Quanto à capa, há os mais diversos tipos de ilustrações: fotos de lugares, fotos de esculturas (como é o caso dos cordéis do pernambucano Mestre Galdino) e desenhos em papel (ou em computador, como os meus). Apesar de todas essas possibilidades, o mais comum e o realmente tradicional é o uso de xilogravuras. O procedimento é: esculpe-se em madeira uma espécie de carimbo para a imagem do cordel, daí imprime-se a imagem.

Pessoalmente, tenho alguns cordéis meus por aqui. Em especial, recomendo o Cordel da Pirataria, a Peleja de Pelé contra Roberto Carlos, o Castelo do Rei Falcão e o Cordel Digital, como exemplo desta literatura. Fugindo um pouco das regras de cordéis, recomendo os cordéis Castelo Gótico, Você tem os fontes também e Asas Negras.

Agora falando da novela especificamente, vamos começar pelo seu ponto mais forte: a abertura.

Primeiro, a música do Gilberto Gil é excelente. Passa um ar épico por si só e resume o roteiro, em parte. Coisa de gênio que ainda não deixou de pensar e de inventar coisas novas.

Já a animação é outra pérola. Inspirada na xilogravura, mas com conceito de camadas, com sombra e com movimentação dos elementos, me chamou muito atenção e me fez imaginar como seria bacana um jogo eletrônico inspirado em xilogravuras, nesse jeitão. Alguém se habilita a fazer um? (ou já conheceu algum assim?)

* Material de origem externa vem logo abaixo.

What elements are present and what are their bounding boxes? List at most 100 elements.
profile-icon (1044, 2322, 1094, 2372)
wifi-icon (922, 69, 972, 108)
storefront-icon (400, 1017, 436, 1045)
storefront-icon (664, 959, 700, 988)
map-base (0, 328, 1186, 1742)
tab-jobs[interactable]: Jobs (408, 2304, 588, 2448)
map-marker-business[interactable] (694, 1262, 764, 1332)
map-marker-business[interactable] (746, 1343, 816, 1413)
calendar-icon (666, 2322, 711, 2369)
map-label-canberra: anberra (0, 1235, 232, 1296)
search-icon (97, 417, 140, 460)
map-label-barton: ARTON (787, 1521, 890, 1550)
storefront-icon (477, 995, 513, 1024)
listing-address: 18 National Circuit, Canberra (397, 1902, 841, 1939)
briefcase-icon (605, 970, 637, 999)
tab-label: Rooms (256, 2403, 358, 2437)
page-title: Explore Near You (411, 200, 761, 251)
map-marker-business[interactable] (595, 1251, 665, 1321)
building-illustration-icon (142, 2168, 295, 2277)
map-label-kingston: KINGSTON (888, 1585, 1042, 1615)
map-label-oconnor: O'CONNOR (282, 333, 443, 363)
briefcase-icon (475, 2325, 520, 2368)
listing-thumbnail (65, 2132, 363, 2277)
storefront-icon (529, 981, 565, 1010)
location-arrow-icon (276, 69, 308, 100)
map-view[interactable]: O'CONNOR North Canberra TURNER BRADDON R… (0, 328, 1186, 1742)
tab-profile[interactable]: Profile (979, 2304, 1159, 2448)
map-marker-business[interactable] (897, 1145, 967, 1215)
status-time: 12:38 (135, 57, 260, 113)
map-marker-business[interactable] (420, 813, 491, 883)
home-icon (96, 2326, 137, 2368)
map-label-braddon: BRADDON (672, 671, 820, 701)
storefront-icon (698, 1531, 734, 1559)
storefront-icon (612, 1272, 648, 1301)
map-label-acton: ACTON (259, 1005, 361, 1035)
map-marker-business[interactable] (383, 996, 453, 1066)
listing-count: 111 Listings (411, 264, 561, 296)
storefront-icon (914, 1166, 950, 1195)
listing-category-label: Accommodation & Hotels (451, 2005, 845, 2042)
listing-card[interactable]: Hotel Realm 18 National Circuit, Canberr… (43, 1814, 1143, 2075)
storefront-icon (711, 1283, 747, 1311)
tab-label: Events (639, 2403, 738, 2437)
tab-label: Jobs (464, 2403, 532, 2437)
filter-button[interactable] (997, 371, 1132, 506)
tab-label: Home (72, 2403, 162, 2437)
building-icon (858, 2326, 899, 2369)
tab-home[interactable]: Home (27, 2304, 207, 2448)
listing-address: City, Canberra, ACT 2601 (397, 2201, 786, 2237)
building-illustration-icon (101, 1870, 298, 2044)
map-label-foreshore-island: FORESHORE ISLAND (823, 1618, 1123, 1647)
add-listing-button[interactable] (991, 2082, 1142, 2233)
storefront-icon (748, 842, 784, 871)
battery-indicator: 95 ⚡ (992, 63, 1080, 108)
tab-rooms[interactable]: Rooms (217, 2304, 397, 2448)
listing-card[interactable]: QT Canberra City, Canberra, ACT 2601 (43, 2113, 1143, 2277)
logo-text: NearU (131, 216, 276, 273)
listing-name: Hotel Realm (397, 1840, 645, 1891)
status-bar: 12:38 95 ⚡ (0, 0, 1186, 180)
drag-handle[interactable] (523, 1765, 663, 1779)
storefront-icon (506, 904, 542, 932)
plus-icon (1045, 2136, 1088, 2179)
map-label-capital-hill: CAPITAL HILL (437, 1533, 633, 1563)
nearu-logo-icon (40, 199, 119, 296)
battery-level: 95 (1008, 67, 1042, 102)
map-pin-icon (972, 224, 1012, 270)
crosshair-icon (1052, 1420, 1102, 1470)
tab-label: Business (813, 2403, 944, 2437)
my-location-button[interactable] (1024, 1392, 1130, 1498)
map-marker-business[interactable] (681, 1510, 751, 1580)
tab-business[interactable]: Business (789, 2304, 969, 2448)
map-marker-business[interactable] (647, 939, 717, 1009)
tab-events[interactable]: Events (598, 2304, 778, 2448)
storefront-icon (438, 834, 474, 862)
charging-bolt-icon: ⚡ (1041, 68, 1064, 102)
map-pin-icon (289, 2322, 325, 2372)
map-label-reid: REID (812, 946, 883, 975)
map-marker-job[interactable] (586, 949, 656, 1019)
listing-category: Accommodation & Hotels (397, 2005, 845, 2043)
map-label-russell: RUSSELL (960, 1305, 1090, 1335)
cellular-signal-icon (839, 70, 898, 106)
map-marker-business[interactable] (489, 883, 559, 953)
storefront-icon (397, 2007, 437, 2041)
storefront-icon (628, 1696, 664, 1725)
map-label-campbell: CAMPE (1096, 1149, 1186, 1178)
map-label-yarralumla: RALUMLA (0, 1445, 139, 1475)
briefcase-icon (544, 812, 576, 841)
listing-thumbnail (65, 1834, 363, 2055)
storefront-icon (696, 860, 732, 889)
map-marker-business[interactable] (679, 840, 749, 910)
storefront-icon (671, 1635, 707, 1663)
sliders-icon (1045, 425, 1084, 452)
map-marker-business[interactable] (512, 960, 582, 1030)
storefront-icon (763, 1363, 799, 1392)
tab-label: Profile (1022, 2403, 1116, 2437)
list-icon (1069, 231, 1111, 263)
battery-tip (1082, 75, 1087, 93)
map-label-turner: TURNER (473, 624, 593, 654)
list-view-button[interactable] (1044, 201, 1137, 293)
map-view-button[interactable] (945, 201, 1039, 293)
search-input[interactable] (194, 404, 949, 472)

Quanto à novela em si, ela foi feliz ao trazer o foco para o mundo do Cordel. A ideia de juntar rei e cangaceiro é por si um elemento rico se bem explorado. A princesa sumida... O figurino foi bem trabalhado, atores muito bons. O prefeito de Brogodó, por exemplo.

Era uma novela que tinha tudo para ser fenomenal: um bom conceito, boa equipe de produção, bons elementos chave... Algumas coisas, porém, não funcionaram tão bem quanto poderiam.

O conflito dos cangaceiros com o vilão da história, o coronel Timóteo, foi muito infeliz. A infantilidade de imaginar que homens forjados na batalha do dia a dia dentro da mata teriam pena de matar o sujeito nas infinitas oportunidades que apareceram, ou de deixá-lo pegar armas no chão quando estava rendido e cercado, e atitudes similares, fizeram os cangaceiros parecerem mais com senhoras beatas do que com cangaceiros de fato. Pode-se dar um desconto à falta de violência deles devido ao horário em que a novela passou, mas não à falta de sagacidade.

Apesar de o cordel fazer uso muitas vezes de elementos externos, como referência, homenagem ou mesmo releitura de clássicos, a novela abusou do recurso. O Homem da Máscara de Ferro, o Fantasma da Ópera, o Conde de Montecristo, dentre outros. É bacana esse tipo de homenagem. Quando você escreve uma história de alto nível, criativa, o uso de elementos externos enriquece a sua história e é digno de elogios. Quando você escreve uma história que se desenrola de um jeito meio forçado, repetitivo e previsível, o abuso das referências pode levar a crer que as homenagens não são bem homenagens, mas tábuas de salvação na falta de criatividade.

Não há muito o que falar sobre o último episódio. É a forçada de barra extrema de sempre. Todos os personagens se acertam, se casam e tudo se resolve. Até passa o que aconteceu vários anos depois pra ficar provado que todos se acertaram muito bem acertado. Parece até que o quão bem termina a novela é usado como prova de competência do autor. Detesto mesmo isso. Não há nada mais artificial.

Por fim, volto ao que disse no início: parabéns à Globo pela abertura da novela, pela ideia de fazer uma novela inspirada em cultura popular nordestina e pela fuga da mesmice. De qualquer forma, no balanço geral foi muito melhor que a média das novelas que ela faz. Agora que acabou, posso voltar à minha vida sem novelas.